I feel the colour of lard reheated,
the wind riling up the sea
I'm cold. Waxy cactus hot.
Wipe in the dirty white lard
the only way to shift it is to scrape it away,
not like faded black out on a good time.
Muscle over wound,
my blood flushing loud as doors banging
into my hands, my fingers wound round
my bag strap, must hold onto something
my name and address, who to inform
has to stay with me,
my eyes on the rocks
my arm, leg, head, arm, face
on the rocks
my blood in the sea.
Have I been here what remains of my life?
Would there only be a witness
if they looked up at a scream
before they saw someone fall?
I'd hate it to be the woman who invited me to have tea with her family, all of us English.
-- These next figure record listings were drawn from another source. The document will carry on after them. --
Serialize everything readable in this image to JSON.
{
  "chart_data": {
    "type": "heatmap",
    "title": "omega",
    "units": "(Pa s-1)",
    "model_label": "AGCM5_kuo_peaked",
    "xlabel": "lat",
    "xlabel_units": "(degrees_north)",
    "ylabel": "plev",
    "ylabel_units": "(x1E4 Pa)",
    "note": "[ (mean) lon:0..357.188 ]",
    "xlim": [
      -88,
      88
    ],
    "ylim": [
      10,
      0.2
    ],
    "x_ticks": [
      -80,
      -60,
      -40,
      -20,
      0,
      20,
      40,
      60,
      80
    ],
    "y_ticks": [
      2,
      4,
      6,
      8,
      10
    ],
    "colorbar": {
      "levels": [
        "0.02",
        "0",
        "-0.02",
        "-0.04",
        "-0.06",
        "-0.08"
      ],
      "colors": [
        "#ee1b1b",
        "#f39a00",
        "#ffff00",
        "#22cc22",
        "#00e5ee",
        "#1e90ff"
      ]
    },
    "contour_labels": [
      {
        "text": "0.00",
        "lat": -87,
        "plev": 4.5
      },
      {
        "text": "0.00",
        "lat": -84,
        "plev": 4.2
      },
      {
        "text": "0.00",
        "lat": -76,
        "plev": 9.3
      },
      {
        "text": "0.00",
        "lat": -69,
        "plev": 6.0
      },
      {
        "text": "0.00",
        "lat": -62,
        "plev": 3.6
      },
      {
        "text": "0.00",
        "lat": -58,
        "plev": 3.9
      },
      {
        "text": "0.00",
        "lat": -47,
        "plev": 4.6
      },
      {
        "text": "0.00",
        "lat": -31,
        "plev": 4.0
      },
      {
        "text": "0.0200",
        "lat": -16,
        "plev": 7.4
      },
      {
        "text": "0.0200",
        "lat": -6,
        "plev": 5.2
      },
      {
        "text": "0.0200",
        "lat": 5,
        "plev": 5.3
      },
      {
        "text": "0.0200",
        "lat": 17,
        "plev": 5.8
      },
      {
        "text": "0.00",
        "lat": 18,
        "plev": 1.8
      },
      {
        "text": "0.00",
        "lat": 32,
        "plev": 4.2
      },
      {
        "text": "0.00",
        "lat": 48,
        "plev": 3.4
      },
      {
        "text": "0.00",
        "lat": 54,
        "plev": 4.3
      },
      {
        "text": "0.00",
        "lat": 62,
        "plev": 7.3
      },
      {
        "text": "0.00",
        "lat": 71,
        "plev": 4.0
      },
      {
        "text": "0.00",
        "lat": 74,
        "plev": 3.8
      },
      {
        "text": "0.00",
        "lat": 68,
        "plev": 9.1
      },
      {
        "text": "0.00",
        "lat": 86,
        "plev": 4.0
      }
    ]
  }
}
Cut flowers in water. Would she want to take a photo of me with her daughter if I was the type to fall off a cliff? My family at home in England, their address on a postcard.
Or I could turn my back to the sea,
in a second,
my feet don't even have to lift or cross.
Silent rock only, a lizard; stone then clockwork and a flower growing out of the rock. Jaguar red, minaret petals, kaleidoscope circle, powder puff pink backcombed through a crown dripping dots. Cutlass leaves folded longways, grown a silver crop. Deep stitched to the cliff face. I almost cry when I see flowers growing between the pavement and a wall.
I've seen something like this one before. When we looked through the window of the film star hotel.